UPDATED 11:56 EST / MARCH 07 2018

APPS

Tech giants back $20M investment into meeting bot startup Voicera

Voicera (Rizio Inc.), a Menlo Park, California-based startup using artificial intelligence to make business meetings more productive, today announced that it has raised $20 million in funding from a who’s who of technology companies.

The investment saw the participation of Alphabet Inc., Microsoft Corp., Salesforce.com Inc., Cisco Systems Inc. and Workday Inc. along with several venture capital firms. Voicera will use the new funds to enhance the features of its flagship product, a virtual assistant called Eva.

The AI can dial into a conference call and create a transcript of the discussion that is automatically organized based on the importance of the contents. Specifically, Eva’s natural-language processing algorithms flag the important items that a user will be expected to act upon once the discussion is over. In a meeting about a new marketing project, for example, that might include the tasks handed out by the team leader.

Voicera said Eva thus removes the need for users to manually write down important details during conference calls. Besides making the meeting go more smoothly, automating this chore can also avoid situations where a worker neglects to make a note of an important task and it ends up not getting done in time.

Just in case, however, Voicera does give users the ability to highlight action items in the transcript manually. It also offers integrations with several outside platforms. Among other things, users can have Eva automatically turn information from a call log into a customer record on Salesforce.
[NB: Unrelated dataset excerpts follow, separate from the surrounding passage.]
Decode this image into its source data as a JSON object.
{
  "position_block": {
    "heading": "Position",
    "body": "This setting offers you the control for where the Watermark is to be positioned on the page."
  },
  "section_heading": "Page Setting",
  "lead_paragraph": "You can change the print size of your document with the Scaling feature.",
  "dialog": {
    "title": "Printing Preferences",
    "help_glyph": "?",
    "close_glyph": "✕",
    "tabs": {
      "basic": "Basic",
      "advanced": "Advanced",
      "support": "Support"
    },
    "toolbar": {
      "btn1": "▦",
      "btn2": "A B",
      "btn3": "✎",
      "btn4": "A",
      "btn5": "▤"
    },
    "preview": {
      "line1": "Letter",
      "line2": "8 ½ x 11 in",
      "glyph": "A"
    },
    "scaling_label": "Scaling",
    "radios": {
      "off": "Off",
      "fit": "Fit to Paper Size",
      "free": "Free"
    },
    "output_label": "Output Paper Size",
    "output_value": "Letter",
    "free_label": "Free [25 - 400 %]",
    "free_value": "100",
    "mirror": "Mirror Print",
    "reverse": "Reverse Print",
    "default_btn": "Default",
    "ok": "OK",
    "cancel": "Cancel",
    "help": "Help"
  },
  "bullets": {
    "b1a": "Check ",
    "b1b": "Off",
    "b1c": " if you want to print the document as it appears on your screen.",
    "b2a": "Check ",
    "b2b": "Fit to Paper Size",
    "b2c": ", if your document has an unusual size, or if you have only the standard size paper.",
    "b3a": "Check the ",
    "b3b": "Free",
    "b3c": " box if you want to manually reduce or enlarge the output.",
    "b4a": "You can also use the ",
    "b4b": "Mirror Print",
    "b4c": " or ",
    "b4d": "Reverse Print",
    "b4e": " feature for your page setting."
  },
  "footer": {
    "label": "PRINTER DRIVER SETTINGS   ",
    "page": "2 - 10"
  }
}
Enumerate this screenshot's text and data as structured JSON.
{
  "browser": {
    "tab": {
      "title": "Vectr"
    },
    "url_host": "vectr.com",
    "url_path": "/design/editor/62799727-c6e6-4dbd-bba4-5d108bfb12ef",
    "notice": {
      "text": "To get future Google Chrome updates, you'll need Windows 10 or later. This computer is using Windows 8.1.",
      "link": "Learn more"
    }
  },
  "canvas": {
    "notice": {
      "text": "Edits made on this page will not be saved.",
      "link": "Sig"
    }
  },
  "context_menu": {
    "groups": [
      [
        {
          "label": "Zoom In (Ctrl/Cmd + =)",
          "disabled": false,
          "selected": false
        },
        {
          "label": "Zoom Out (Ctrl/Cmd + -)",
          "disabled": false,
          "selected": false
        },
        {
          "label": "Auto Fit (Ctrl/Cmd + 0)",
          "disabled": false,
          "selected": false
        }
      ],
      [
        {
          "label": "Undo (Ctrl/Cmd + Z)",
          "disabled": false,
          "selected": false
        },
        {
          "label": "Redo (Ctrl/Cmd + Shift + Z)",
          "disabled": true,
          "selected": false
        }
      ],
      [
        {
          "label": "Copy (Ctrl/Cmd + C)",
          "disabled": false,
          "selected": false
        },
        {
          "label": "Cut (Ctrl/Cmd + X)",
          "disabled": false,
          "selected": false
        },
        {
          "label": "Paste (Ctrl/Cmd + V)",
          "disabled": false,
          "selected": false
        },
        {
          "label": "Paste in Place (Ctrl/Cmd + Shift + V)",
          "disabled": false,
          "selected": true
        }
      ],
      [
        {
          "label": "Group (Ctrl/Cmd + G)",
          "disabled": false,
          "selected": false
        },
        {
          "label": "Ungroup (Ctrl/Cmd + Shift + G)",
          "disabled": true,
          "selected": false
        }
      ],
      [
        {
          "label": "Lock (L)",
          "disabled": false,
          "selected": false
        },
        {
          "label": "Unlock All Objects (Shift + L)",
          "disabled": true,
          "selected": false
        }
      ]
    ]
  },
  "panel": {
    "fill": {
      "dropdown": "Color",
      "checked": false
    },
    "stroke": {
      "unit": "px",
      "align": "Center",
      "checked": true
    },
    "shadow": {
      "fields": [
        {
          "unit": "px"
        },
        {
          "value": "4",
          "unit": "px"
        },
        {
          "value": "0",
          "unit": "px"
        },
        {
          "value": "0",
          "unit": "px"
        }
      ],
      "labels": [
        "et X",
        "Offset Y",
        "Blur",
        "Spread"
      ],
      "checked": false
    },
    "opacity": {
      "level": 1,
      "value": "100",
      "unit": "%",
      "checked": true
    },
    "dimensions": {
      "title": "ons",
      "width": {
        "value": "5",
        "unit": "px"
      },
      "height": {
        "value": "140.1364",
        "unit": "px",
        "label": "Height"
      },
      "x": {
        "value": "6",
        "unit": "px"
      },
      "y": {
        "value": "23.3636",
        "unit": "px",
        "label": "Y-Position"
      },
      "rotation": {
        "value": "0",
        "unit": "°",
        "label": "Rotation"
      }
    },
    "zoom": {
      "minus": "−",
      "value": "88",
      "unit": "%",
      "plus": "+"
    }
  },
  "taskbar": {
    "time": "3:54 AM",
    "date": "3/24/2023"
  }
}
Voicera’s feature set seems to have struck a chord, with the startup claiming that adoption of Eva is doubling quarter-over-quarter. Chief Executive Officer Omar Tawakol told TechCrunch that the platform is currently free but will be moved to a subscription model in the “foreseeable future.”

Voicera is one of several venture-backed startups applying AI to meetings. Another is Gong.io Ltd., which uses machine learning to find patterns in customer calls that can help companies enhance the performance of their sales teams.